SYN Level-2 Processing - Aerosol and Surface Reflectance Retrieval

SYN Level-2 SDR processing employs an advanced surface reflectance and aerosol retrieval algorithm, which makes use of the combined information from the OLCI and SLSTR instruments on Sentinel-3 to provide synergistic data for land surface and vegetation analysis. The processing aims to produce self-consistent product packages with atmosphere-corrected surface reflectance for OLCI and SLSTR channels and corresponding information on aerosol properties.

The algorithm takes as input TOA reflectance data for five solar-reflective SLSTR channels at both nadir and oblique views (resulting in a total of 10 channels, the fourth channel of SLSTR is discarded from processing as this channel is dedicated to the cloud detection), and the 16 OLCI bands at all non-absorbing channels, avoiding O2 absorption bands 13, 14 and 15, and water vapour band 19 and 20.

The output is aerosol optical thickness at a reference waveband of 550 nm, an estimate of aerosol model and Angstrom coefficient, and atmosphere-corrected surface reflectance for all input channels. The problem of surface reflectance and aerosol retrieval can essentially be formulated as one of multivariate optimisation subject to multiple constraints.

  • Given a set of satellite TOA reflectances and an initial estimate of atmospheric profile, the corresponding set of surface reflectances is estimated.
  • Application of the observed set to the estimated set of reflectances results in an error metric, where a lower value of the metric corresponds to a set of surface reflectances (and hence atmospheric profile) that is more realistic.

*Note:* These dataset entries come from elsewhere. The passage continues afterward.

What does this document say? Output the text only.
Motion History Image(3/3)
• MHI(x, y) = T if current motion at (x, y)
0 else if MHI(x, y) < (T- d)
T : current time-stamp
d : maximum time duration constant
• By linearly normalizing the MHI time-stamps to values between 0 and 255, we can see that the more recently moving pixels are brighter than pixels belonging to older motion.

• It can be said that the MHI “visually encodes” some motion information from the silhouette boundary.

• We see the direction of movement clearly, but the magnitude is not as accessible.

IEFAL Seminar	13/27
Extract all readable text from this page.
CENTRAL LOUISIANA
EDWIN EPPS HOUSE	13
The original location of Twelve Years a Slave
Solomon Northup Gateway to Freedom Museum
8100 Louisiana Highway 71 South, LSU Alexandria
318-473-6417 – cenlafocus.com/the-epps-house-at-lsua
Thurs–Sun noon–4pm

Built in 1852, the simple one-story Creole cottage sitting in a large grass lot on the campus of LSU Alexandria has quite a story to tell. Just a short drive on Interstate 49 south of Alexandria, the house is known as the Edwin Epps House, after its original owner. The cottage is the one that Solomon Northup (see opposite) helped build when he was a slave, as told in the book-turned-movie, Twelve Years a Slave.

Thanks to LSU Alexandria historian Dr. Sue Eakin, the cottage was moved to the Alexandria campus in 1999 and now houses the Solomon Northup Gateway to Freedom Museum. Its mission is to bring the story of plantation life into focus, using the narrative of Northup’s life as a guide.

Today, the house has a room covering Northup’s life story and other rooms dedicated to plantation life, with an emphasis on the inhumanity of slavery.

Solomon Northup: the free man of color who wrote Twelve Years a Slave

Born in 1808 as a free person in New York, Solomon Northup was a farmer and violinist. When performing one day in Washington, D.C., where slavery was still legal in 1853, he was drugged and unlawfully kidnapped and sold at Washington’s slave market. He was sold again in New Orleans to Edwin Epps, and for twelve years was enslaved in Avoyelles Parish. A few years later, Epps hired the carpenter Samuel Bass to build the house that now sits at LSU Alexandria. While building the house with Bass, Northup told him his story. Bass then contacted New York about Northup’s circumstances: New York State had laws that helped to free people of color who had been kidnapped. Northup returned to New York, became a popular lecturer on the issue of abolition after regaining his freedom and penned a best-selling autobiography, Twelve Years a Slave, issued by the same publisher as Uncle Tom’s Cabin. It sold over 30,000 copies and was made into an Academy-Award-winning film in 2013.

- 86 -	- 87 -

These two steps are repeated with refined atmospheric profiles until convergence at an optimal solution. SYN atmospheric correction consists of the following steps (Note that collocation of TOA radiance measurements onto the grid of the OLCI reference channel and the pixel classification (cloud, snow, land, etc.) is performed in SYN Level-1 processing):

  1. Averaging of collocated TOA radiance over 15 pixels squared. The averaging is appropriate for minimizing the effect of errors in image collocation, whilst retrieving aerosol within the spatial scale of aerosol variability.
  2. Pixel-wise retrieval of aerosol properties.
  3. Interpolation of aerosol properties retrieved for the averaged grid onto the collocated grid.
  4. Atmospheric correction of collocated TOA radiance using the retrieved aerosol properties.